Après avoir créé les humains à son image, Dieu constata avec amertume que ceux-ci s’éloignèrent bien vite de la voie qu’il leur avait tracée, et devinrent si malfaisants qu’il « en fut attristé et regretta d’avoir fait des hommes sur la terre ». Dieu décida de les balayer de la terre. Seul parmi les humains, Noé trouva grâce aux yeux du Seigneur. Dieu ordonna à Noé de se construire « une arche, une sorte de grand bateau », d’y entrer lui-même avec sa famille, d’y faire entrer « un couple de chaque espèce vivante, un mâle et une femelle ». Après quoi Dieu fit pleuvoir pendant quarante jours et quarante nuits : ce fut le grand déluge, la grande inondation… Et la Bible de poursuivre (Genèse 7, 23) : « Le Seigneur balaya ainsi de la terre tout ce qui vivait, depuis les êtres humains jusqu’aux grands animaux, aux petites bêtes et aux oiseaux. Ils furent éliminés de la terre. Seul Noé survécut, et, avec lui, ceux qui étaient dans l’arche »…
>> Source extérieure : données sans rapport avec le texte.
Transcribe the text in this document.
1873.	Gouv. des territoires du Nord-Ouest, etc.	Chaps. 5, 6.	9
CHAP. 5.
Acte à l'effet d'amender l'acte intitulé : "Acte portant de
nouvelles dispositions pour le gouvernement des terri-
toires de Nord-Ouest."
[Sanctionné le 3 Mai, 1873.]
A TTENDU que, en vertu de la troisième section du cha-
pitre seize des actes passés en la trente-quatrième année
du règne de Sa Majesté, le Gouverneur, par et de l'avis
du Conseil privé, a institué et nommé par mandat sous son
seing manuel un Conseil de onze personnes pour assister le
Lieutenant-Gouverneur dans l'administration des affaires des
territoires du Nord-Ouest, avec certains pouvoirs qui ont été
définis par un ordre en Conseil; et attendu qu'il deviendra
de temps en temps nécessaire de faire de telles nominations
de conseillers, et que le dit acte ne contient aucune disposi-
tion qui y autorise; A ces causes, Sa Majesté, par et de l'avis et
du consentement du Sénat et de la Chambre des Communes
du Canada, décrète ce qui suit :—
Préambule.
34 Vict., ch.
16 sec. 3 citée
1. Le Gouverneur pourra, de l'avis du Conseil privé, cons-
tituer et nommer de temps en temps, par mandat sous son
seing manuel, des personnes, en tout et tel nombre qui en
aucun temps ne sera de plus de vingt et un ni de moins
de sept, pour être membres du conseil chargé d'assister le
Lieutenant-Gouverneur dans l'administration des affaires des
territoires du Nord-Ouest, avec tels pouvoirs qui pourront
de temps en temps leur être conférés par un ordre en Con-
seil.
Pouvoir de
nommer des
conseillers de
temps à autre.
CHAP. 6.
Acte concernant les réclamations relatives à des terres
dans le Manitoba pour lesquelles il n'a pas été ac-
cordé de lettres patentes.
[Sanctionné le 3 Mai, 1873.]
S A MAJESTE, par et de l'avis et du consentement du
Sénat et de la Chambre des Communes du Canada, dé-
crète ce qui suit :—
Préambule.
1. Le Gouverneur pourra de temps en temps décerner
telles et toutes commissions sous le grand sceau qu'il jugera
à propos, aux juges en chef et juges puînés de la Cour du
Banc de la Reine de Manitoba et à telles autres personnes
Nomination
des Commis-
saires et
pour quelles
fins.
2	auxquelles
Les Américains ont une haute opinion d’eux-mêmes, une noble appréciation de leur « mission ». Ils sont le peuple élu, celui qui a trouvé grâce aux yeux du Tout-Puissant, et qui doit survivre à tous les déluges. Ne leur revient-il pas de préserver l’humanité de la déchéance ? De faire le tri dans l’espèce humaine ? Depuis longtemps, les Etats-Unis ont assumé cette mission avec hardiesse : première guerre mondiale, deuxième guerre mondiale, guerre froide…, c’est le triomphe de la « pax americana » ! Et pour apporter ainsi la paix au reste du monde, il faut être une terre bénie des dieux ! « God save America » ! Dieu garde l’Amérique, Dieu préserve l’Amérique en vue de la réduplication de la bonne espèce humaine. Chaque année, les autorités américaines organisent à grande échelle une grande tombola, une grande loterie, qui permet aux candidats à la civilisation et à la survie humaine, partout à travers le monde, d’être tirés au sort pour entrer dans l’arche de Noé en devenant citoyens américains. Chaque année, a lieu un cérémonial grandiose, solennel, qui confère aux bienheureux élus l’heureuse ordination à la citoyenneté américaine. Et gagner son entrée dans l’arche américaine, c’est assurer une place dans la sélection mondiale de la race humaine. Aussi bien y a-t-il, forcément, ruée… Chaque président des Etats-Unis est une réincarnation du patriarche Noé. Et il doit avoir la conscience de Noé pour conduire le navire à bon port. L’arche peut tanguer, elle ne doit pas sombrer : « fluctuat nec mergitur ! » Pour les habitants de l’arche, la sécurité est garantie sous la houlette du patriarche. Le 11 septembre 2001, patatras ! l’arche de Noé fut ébranlée. Panique en Amérique, grande infamie pour George Bush ! Si ce qui doit périr a pu tenter d’anéantir ce qui doit survivre, il y a inversion de l’ordre divin ! Voilà pourquoi George Bush part en guerre. Après l’Afghanistan où Ben Laden est resté introuvable, c’est au tour de l’Irak de faire les frais. Saddam Hussein ? Dieu seul sait où il se trouve, où il se trouvera. Pourvu que vogue et vogue… l’arche de Noé.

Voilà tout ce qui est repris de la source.